Hace 25 años que la editorial que acaba de censurarse a sí misma publicó El adversario, de Emmanuel Carrère. Vale la pena echar un vistazo al documental El escritor y el asesino (Filmin), que reconstruye la relación entre Carrère y Jean-Claude Romand. Se sabrá cómo Carrère llama a Roland «Querido señor» en su correspondencia, provocando, por cierto, el reproche estupefacto del periodista Michel Polac, en una edición del Bouillon de culture de Bernard Pivot. Cómo reconoce haberse referido al asesino «menos como alguien que hizo algo terrible que como alguien a quien le pasó algo terrible». Cómo declara que llegó a sentir por él «una especie de compasión». Y cómo, en fin, describió su matanza en la primera carta que le escribió: «Lo que usted ha hecho no es, a mi entender, la obra de un criminal ordinario ni tampoco la de un loco, sino la de un hombre empujado hasta el fondo por fuerzas que le superan». Así pues este Martín debería contestar «no, a dios gracias no lo soy» a la ignorancia resentida que le ha reprochado no ser Carrère.
Las ideas del escritor francés sobre el crimen correspondían, y me temo que siguen haciéndolo, al más banal pensamiento literario. Y son una muestra de lo que el llamado progresismo piensa sobre el Mal. Justamente es en este punto en el que Martín no calibró bien ni sus fuerzas ni l'air du temps, fiado a la clásica visión progresista del Mal. El llamado progresismo sigue negando la existencia del Mal, porque admitirlo le parece propio de gente reaccionaria, y hace tabla rasa de la responsabilidad del malvado.
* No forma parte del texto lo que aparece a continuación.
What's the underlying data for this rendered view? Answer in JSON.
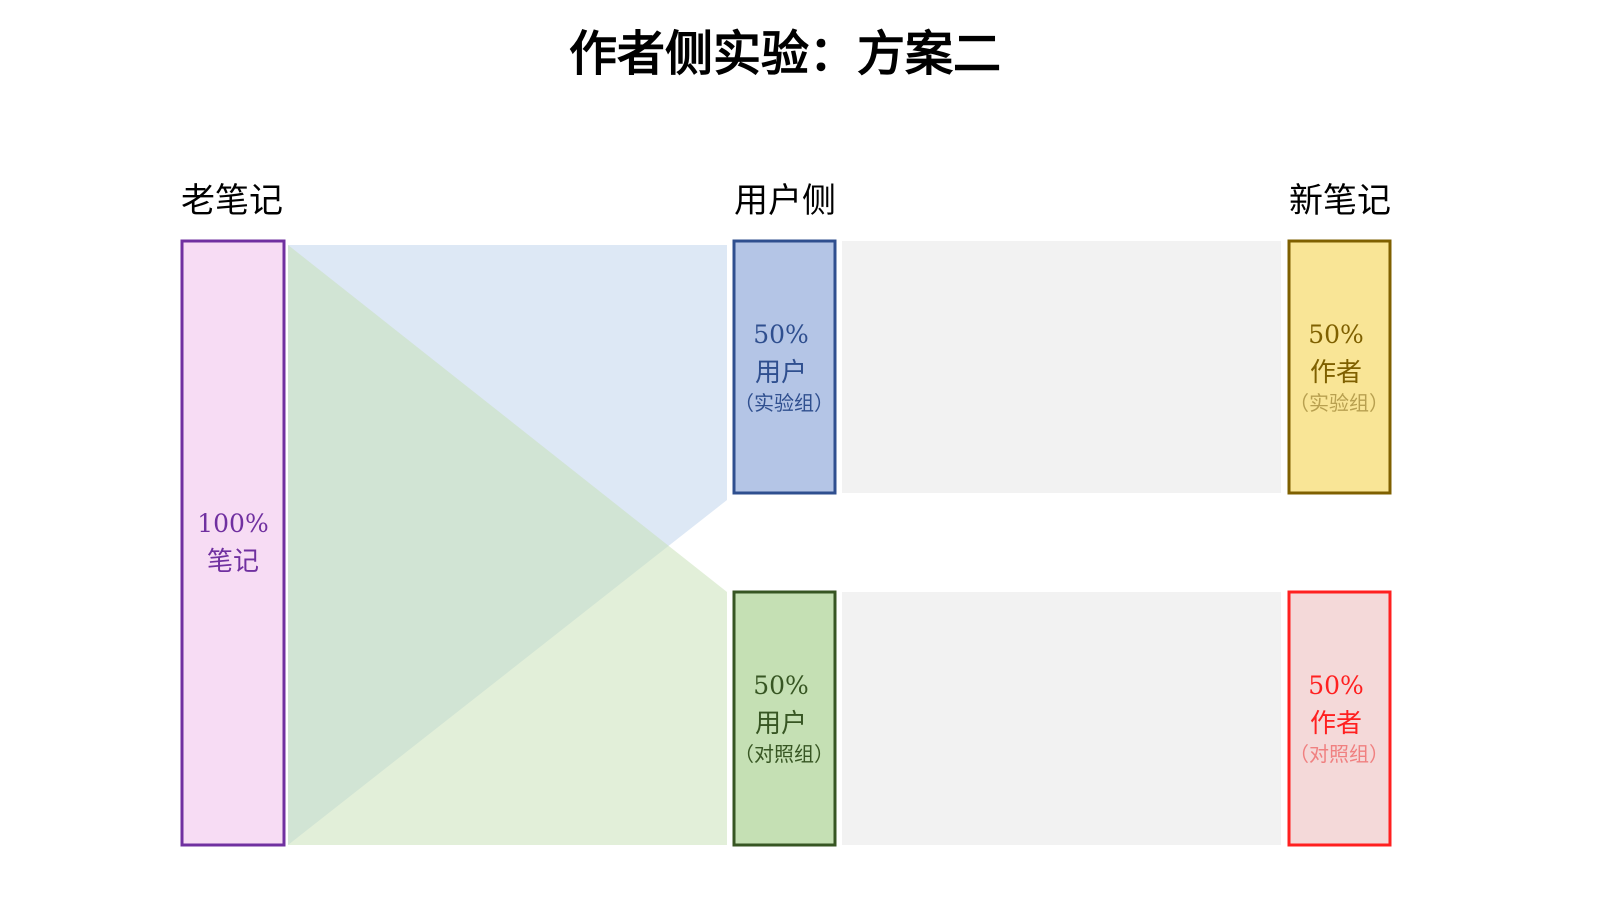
{
  "title": "作者侧实验：方案二",
  "columns": [
    "老笔记",
    "用户侧",
    "新笔记"
  ],
  "nodes": {
    "old": {
      "pct": "100%",
      "label": "笔记",
      "fill": "#f7dcf4",
      "stroke": "#7030a0",
      "text": "#7030a0"
    },
    "user_exp": {
      "pct": "50%",
      "label": "用户",
      "sub": "（实验组）",
      "fill": "#b4c5e6",
      "stroke": "#2f4f8f",
      "text": "#2f4f8f"
    },
    "user_ctrl": {
      "pct": "50%",
      "label": "用户",
      "sub": "（对照组）",
      "fill": "#c5e0b4",
      "stroke": "#375623",
      "text": "#375623"
    },
    "author_exp": {
      "pct": "50%",
      "label": "作者",
      "sub": "（实验组）",
      "fill": "#f9e596",
      "stroke": "#7f6000",
      "text": "#7f6000",
      "subColor": "#b8a050"
    },
    "author_ctrl": {
      "pct": "50%",
      "label": "作者",
      "sub": "（对照组）",
      "fill": "#f4d9d9",
      "stroke": "#ff2020",
      "text": "#ff2020",
      "subColor": "#f08080"
    }
  },
  "flows": {
    "blue": "#dde8f5",
    "green": "#d3e8c8",
    "gray": "#f2f2f2"
  }
}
Y no, obviamente, al modo determinado y biologista de Sapolsky, que detesta, sino al de la pensadora Janette Anne Dimech: «El mundo (la derecha) le hizo así». En consecuencia admite, y hasta supura, la fascinación del Mal e incluso legitima cualquier acercamiento a él, invocando la atracción del abismo e idioteces adyacentes a la verdad poética.
Salvo.
Salva sea la parte del crimen que implica a un hombre contra una mujer, actúe de modo directo o por delegación, en eso que nuestras capellanas llaman la violencia vicaria. Entonces el Mal existe y está prohibido.